I think that our treatment of Israel is an example of this. All of the money we have been throwing at them does not buy anything at all, since the Israeli government does not even seem to be that grateful for it but just expects it as a matter of course. They seem hell-bent on bringing the entire region into a war that would pull us in and cause a ton of damage to our material interests, and we have barely any ability to stop them from doing this. Worst, this situation is entirely avoidable because we could, at the very least, put strings on our military aid and then enforce them, rather than just giving Israel whatever it wants and ignoring whenever it crosses any of our supposed lines.
Just to be clear, I am not arguing that our material interests are the only reason to care about what is happening or to criticize our government's actions, I am just saying that it makes no sense to just take as given that a dominant organization will always act in its own best material interests in this way.

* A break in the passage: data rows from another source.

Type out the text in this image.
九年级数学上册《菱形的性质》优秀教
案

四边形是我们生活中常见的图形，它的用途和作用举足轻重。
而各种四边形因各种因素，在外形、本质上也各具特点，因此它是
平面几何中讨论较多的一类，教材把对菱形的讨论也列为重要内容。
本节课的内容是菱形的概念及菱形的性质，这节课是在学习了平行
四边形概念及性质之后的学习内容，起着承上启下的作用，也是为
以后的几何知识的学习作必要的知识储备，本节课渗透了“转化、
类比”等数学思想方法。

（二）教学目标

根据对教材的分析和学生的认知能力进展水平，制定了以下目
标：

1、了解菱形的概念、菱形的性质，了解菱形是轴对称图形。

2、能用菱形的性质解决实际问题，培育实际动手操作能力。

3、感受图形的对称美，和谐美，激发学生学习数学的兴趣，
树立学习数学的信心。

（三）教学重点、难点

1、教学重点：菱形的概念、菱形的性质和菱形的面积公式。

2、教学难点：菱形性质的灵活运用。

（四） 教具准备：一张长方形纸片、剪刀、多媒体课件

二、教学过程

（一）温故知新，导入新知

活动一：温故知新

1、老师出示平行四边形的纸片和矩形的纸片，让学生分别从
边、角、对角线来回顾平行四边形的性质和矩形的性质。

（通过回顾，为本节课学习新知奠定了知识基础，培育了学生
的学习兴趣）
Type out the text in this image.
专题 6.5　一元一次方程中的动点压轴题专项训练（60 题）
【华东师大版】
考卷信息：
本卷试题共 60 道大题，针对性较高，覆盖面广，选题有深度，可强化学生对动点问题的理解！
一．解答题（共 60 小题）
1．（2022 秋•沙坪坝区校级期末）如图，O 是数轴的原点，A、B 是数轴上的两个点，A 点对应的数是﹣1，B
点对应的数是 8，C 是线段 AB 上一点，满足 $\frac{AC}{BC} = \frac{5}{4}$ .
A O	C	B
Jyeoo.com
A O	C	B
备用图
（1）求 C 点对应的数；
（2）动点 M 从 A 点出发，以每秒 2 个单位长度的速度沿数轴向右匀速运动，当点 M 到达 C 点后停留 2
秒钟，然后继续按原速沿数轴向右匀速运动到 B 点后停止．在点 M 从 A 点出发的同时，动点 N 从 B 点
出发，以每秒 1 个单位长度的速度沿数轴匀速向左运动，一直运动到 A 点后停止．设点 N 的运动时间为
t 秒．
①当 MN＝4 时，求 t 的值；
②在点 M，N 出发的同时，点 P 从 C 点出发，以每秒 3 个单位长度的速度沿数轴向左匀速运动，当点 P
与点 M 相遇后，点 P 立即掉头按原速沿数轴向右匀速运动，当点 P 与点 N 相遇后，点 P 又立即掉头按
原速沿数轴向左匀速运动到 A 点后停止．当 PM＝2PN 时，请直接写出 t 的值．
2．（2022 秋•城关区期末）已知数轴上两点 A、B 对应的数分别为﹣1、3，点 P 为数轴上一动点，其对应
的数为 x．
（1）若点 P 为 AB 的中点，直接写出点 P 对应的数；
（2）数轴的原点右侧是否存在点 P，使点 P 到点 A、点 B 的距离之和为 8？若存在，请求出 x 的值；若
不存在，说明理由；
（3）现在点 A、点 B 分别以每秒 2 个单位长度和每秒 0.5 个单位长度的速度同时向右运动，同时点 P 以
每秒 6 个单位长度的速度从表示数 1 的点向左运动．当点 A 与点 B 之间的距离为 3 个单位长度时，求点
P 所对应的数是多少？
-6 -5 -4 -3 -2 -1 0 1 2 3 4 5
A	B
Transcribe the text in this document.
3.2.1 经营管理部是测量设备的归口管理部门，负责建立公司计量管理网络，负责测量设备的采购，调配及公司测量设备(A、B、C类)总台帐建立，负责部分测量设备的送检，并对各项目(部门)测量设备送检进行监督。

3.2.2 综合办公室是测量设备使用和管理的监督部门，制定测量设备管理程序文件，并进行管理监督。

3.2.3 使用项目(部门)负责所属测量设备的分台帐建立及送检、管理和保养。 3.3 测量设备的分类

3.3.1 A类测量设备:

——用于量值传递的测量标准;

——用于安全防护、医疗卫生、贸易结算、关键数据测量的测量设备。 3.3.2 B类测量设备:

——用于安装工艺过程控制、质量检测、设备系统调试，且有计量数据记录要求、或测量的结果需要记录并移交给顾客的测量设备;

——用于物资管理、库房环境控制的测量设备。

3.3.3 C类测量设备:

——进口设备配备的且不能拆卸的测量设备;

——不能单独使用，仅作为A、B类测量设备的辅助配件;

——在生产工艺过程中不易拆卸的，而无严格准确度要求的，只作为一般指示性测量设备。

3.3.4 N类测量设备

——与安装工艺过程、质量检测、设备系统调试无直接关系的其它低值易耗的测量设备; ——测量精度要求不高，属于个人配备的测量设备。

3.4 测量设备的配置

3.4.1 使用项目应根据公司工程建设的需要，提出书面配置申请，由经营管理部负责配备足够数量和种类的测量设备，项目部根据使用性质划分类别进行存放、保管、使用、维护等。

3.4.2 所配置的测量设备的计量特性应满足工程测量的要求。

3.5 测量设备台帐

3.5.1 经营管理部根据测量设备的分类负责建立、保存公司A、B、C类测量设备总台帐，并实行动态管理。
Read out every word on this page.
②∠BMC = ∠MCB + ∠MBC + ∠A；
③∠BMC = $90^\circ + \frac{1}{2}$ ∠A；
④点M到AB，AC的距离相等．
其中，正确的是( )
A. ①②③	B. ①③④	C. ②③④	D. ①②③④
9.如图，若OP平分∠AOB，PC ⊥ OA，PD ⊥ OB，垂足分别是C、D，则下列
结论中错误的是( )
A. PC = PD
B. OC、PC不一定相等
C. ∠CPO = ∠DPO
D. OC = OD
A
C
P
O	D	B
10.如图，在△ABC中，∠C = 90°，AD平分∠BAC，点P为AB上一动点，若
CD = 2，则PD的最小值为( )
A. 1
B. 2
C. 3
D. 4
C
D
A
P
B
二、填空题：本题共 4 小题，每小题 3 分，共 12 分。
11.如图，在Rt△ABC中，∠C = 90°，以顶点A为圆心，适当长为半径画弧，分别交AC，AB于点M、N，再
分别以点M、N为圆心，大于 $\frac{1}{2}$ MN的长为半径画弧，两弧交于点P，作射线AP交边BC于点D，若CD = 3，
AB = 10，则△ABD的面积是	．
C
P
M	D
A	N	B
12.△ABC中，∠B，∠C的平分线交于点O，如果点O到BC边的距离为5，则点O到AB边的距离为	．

Undermining of independent states in the middle east is in the material interest of the US empire. They just disagree internally about how to best go about doing this. A regional war is not directly against US ruling interests unless they think they would lose that fight or if it would shut down the Strait of Hormuz for a long time. The US has not exactly reined in its Israeli attack dog in any meaningful way, which us what they could do and would do if they wanted descalation.
It's not in the interests of the wider civilian population of the planet, or even just those in the US, but those things barely register for empire.
The problem with this reasoning is that instability, whether as the result of undermining governments or regional wars, has unpredictable outcomes. For example, overthrowing the democratically elected government of Iran seemed like a great idea to those in power in the U.S. at the time when we disagreed with Iran's policies, but this decision turned around to bite us when that got overturned. So it is not in our material interests to promote instability, and I think that the current administration knows this, so to the extent it is supporting Israel with effectively no conditions on its actions I think that it is behaving irrationally rather than maliciously.
When hasn't the US used the british strategy of balkanization, especially in the middle east? Divide and conquer a cornerstone of their strategy, in the ME, africa, south america, SE asia... literally everywhere.
Mossadegh's government was actively overthrown by the CIA, then the US supported the Shah and his son, and had strong relations with imperial Iran until they were overthrown in the Iranian revolution. The Iranian people refused to accept that right-wing US-puppet and his brutal regime any longer, and there was nothing the US could do about it.